Entertainment

A pain in the ash

Provocation isn’t easy. The guys from “South Park” and “The Book of Mormon” make it look that way, but it’s really not.

Case in point: The new musical “The Last Smoker in America,” which tries hard to be edgy, only to suck with the aggressive intensity of 10,000 Hoovers.

Bill Russell (book and lyrics) clearly wants to skewer political correctness with the story of Pam (Farah Alvin), a free-spirited mom determined to keep lighting up in a world where cigarette smoking’s illegal.

“Cigarettes fill a void,” Pam sings. “So who am I kidding?/My life’s a hemorrhoid.”

Alas, even Preparation H would be useless against her obnoxious pig of a husband, Ernie (John Bolton), and her obnoxious pig of a son, Jimmy (Jake Boyd).

All of them — plus religious-freak neighbor Phyllis (Natalie Venetia Belcon, who played Gary Coleman in “Avenue Q”) — sing random numbers that aren’t justified by either plot or character development.

Whatever passes for a story drags along, free of anything resembling logic, as we go from clunky scene to clunkier song. There’s a whopping 15 of those, including several elaborate fantasy numbers.

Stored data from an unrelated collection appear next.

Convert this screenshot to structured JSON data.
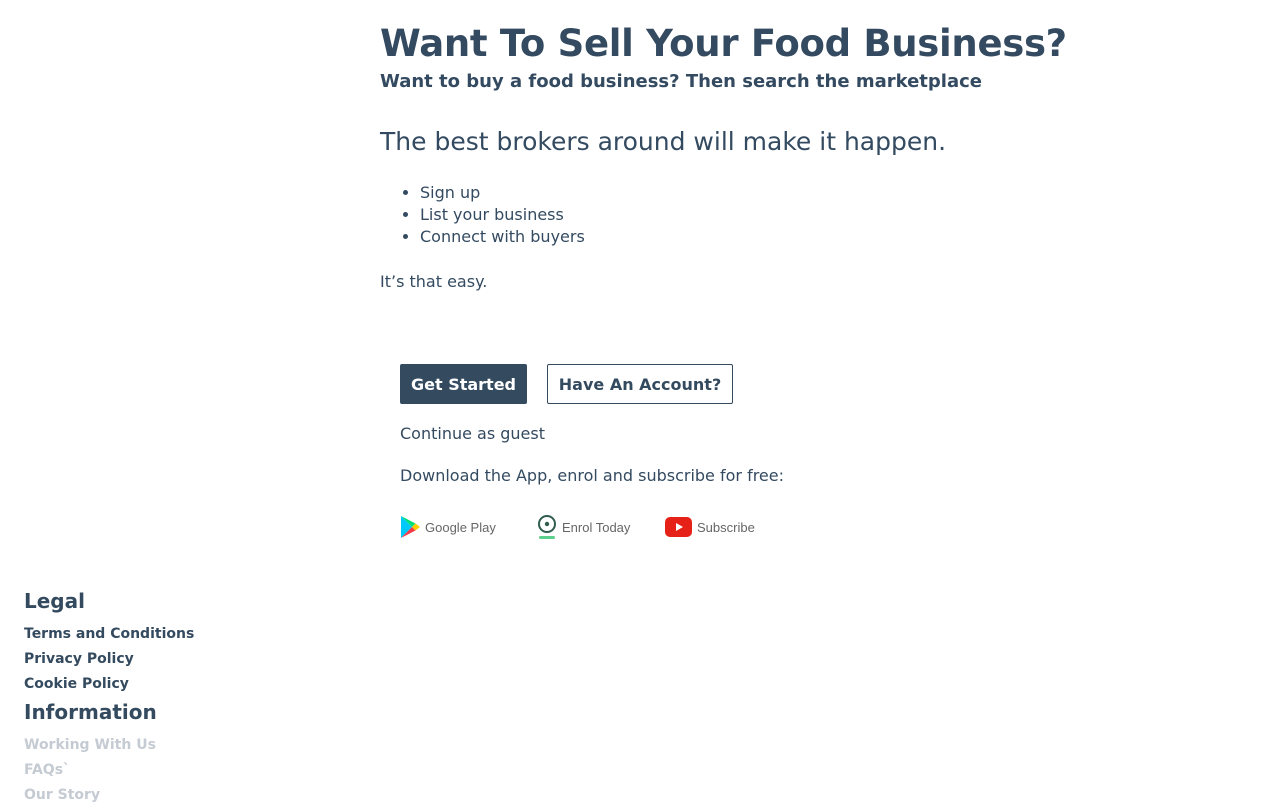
{
  "hero": {
    "title": "Want To Sell Your Food Business?",
    "subtitle": "Want to buy a food business? Then search the marketplace",
    "tagline": "The best brokers around will make it happen.",
    "steps": [
      "Sign up",
      "List your business",
      "Connect with buyers"
    ],
    "easy": "It’s that easy."
  },
  "actions": {
    "get_started": "Get Started",
    "have_account": "Have An Account?",
    "guest": "Continue as guest",
    "download": "Download the App, enrol and subscribe for free:"
  },
  "badges": {
    "google": "Google Play",
    "enrol": "Enrol Today",
    "youtube": "Subscribe",
    "google_icon": "google-play-icon",
    "enrol_icon": "location-pin-icon",
    "youtube_icon": "youtube-play-icon"
  },
  "footer": {
    "legal_title": "Legal",
    "legal_links": [
      "Terms and Conditions",
      "Privacy Policy",
      "Cookie Policy"
    ],
    "info_title": "Information",
    "info_links": [
      "Working With Us",
      "FAQs`",
      "Our Story"
    ]
  },
  "colors": {
    "primary": "#344a5f",
    "text": "#334a60",
    "muted_link": "#c5cbd2",
    "youtube_red": "#e62117"
  }
}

Take Jimmy, who out of the blue starts rapping about living the ghetto life in “Gangsta”: “My body is a total Afro-disiac/And all my homeys love me/’Cause I be black.”

Then he goes back to speaking like the white teenager he is. Paging the continuity police!

As for Ernie, he’s always wanted to be in a band. But instead of singing about, say, going to rock ’n’ roll fantasy camp, he whines, in “Straight White Male,” about life being so unfair because minorities get all the breaks. Even Pam’s taken aback.

Meanwhile, since Phyllis is black, she gets a gospel number, “Let the Lord Be Your Addiction.”

Bizarrely, “Smoker” comes from people with pedigrees. In 1998, Russell’s book and lyrics for “Side Show” were nominated for Tonys. Composer Peter Melnick worked with Christopher Durang in the well-received romp “Adrift in Macao.”

You can’t blame director Andy Sandberg’s cast, who bravely give their all, and the production values are fairly good, especially Michael McDonald’s costumes and Charlie Corcoran’s nifty set.

They just can’t make this misfire bearable, though. Never mind the cigarettes — pass me the vodka.